The following applies not just to the Transportation Board but to any of the forums on the DIS -- 

If you see a post on the DIS that you suspect violates the posting guidelines found here, the only appropriate action is to contact the Moderator Team for that particular board.  This can be done by clicking on the Report Bad Post icon  
	

	
	
		
		

		
			
		
		
	


	




   found at the lower left below the poster's name and tags, and an e-mail will be sent to that board's moderators.  You can also contact the Mods individually if you wish, either by e-mail or Private Message.  

Please do NOT take matters into your own hands by confronting a suspected violator openly on the boards.  This can be considered a personal attack (which is against board guidelines), especially if the suspect has not violated any guidelines.

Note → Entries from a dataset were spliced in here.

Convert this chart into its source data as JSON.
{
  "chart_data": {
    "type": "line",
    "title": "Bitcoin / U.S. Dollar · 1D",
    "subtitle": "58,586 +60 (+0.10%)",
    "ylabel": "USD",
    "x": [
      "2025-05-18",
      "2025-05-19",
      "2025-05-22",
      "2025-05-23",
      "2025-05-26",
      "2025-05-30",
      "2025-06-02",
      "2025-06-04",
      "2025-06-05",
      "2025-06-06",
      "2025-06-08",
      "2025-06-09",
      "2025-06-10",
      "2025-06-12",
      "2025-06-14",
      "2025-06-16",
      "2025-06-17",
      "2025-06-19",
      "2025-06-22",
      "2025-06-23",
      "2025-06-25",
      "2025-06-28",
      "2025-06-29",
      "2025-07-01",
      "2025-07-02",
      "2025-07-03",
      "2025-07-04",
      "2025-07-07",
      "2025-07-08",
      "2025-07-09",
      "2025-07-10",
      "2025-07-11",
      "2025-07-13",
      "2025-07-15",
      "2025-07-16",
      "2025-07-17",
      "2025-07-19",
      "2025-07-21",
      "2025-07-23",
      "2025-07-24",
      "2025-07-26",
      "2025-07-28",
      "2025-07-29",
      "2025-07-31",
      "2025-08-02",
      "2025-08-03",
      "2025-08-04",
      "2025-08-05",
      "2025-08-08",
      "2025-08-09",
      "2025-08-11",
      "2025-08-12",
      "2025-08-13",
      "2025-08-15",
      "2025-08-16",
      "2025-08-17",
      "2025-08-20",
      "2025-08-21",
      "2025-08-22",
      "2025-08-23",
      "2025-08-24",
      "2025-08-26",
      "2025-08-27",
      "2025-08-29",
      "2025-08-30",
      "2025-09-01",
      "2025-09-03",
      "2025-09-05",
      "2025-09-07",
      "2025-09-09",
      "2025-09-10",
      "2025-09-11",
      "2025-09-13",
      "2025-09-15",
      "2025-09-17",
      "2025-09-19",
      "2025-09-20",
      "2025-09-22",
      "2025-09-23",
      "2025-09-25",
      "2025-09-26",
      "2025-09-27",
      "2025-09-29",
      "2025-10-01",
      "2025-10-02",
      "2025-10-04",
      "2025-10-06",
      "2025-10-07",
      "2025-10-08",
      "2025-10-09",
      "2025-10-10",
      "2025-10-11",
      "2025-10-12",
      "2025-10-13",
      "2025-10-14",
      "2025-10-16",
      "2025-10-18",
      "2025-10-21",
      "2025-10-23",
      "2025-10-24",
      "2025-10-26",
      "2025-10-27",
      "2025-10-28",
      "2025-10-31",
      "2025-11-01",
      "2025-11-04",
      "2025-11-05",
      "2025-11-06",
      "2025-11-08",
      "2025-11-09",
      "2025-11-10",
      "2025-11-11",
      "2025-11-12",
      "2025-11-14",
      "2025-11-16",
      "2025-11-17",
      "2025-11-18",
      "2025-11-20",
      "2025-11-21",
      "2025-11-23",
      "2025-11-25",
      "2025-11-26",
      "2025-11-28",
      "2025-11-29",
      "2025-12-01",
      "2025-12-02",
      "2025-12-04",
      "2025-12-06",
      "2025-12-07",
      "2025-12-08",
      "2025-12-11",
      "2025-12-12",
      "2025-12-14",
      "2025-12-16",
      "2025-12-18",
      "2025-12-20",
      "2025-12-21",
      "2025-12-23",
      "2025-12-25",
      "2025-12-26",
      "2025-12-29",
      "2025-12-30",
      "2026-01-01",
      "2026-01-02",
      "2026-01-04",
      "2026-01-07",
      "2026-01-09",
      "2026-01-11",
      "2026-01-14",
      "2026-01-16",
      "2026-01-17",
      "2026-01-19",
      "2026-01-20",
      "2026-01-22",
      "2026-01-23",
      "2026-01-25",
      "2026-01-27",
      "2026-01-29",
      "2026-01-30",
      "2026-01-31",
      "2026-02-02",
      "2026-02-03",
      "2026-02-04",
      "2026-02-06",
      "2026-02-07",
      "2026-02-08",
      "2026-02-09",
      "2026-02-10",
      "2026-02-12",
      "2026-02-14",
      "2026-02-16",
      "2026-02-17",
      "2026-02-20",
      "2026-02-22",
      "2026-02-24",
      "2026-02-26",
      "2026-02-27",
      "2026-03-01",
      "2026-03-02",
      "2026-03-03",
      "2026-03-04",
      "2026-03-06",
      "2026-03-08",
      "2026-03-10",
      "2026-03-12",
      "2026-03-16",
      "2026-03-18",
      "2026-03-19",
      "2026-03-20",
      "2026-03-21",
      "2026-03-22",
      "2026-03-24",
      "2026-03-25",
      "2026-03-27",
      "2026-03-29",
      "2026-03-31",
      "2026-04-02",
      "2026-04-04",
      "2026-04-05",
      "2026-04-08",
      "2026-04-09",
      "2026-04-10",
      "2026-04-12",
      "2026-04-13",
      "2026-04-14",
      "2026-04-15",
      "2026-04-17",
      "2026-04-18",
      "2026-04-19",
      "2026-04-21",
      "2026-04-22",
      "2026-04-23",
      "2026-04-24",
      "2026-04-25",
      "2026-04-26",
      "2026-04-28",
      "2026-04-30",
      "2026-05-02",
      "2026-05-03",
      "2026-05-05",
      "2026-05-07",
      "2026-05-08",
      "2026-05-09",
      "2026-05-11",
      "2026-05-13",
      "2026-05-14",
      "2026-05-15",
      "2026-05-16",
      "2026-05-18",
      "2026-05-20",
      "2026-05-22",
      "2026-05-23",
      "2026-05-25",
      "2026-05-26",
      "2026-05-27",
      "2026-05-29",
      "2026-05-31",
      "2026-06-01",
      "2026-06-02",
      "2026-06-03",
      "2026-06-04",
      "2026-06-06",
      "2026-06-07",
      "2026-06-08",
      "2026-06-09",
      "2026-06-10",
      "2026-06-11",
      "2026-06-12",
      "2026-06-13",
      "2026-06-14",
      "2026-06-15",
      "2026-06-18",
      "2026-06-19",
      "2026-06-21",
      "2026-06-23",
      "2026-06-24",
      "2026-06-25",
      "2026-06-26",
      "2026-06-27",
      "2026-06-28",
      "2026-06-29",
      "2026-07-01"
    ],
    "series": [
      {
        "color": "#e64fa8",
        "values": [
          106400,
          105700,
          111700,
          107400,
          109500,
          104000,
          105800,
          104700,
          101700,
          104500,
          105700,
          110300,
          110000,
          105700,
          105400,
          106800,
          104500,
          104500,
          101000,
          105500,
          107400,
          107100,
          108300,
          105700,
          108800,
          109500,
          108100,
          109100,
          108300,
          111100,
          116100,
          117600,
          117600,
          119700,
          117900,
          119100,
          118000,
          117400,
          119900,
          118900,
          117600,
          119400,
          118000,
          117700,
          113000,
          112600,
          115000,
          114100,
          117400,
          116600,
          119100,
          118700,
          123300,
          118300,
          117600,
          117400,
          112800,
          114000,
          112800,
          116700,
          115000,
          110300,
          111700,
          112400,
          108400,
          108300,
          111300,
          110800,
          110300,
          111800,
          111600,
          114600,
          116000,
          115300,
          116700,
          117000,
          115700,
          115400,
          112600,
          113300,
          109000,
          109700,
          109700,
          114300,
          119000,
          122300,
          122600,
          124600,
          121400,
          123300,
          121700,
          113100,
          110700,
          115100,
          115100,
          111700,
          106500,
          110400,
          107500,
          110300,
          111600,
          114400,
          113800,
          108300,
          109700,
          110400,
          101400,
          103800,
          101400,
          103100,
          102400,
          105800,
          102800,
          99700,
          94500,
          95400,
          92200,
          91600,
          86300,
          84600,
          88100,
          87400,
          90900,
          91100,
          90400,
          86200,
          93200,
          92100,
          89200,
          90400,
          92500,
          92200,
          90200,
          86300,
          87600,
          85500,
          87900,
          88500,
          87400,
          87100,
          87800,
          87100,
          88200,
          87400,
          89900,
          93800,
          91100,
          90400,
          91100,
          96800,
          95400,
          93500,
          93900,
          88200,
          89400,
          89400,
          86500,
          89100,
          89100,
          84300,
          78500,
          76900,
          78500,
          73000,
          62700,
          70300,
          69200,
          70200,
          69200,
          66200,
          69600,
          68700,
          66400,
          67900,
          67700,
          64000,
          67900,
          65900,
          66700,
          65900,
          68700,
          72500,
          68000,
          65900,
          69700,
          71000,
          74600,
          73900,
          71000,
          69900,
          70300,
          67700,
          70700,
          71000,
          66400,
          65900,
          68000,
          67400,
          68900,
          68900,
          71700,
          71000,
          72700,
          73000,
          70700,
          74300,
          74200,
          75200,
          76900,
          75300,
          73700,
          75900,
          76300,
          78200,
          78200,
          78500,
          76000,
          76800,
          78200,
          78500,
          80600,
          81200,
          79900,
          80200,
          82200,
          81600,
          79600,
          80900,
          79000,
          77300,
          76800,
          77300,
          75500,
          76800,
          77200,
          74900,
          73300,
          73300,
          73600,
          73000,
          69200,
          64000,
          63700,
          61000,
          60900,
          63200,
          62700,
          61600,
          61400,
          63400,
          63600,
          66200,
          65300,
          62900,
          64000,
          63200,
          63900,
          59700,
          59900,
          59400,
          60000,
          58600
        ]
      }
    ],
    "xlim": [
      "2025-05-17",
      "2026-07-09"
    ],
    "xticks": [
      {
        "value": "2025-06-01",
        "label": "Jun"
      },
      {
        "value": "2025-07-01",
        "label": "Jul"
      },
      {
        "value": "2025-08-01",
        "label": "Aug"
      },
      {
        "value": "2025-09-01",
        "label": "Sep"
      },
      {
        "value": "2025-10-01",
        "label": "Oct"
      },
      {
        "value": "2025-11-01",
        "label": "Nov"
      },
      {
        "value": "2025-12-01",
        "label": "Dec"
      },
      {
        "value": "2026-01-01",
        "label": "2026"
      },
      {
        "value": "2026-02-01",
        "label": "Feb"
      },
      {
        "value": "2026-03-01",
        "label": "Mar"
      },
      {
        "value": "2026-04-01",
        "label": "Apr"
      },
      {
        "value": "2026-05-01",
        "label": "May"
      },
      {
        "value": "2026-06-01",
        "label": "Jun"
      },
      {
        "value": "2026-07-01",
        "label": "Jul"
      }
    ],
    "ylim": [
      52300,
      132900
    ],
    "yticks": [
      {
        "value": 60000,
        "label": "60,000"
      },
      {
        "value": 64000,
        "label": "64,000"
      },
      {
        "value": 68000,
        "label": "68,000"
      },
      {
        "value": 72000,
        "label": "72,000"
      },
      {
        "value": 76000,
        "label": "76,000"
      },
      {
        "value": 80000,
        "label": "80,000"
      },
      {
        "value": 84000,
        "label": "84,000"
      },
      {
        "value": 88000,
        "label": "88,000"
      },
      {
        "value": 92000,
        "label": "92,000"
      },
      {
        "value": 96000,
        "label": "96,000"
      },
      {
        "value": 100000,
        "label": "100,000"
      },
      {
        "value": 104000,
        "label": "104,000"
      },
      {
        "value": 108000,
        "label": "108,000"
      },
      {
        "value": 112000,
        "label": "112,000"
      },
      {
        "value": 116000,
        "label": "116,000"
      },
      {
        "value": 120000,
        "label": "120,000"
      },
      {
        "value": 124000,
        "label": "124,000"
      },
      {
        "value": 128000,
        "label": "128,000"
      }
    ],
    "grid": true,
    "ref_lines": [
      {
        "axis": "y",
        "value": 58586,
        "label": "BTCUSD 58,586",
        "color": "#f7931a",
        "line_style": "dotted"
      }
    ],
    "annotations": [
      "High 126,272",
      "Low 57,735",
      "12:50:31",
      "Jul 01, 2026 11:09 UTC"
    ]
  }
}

Thank you to everyone for your cooperation.


----------



## CindyMcClung

what does restarting a closed thread mean?  I have a tread for points for transfer and closed it because I thought I found someone to make a transfer to, however that person never completed the transaction.  Can I post my transfer again?


----------



## tobiasschnell

Thanks for sharing the rules.


----------



## Abdieso

Thank you to share.


----------



## doreleta821

Thank you for share, I get it


----------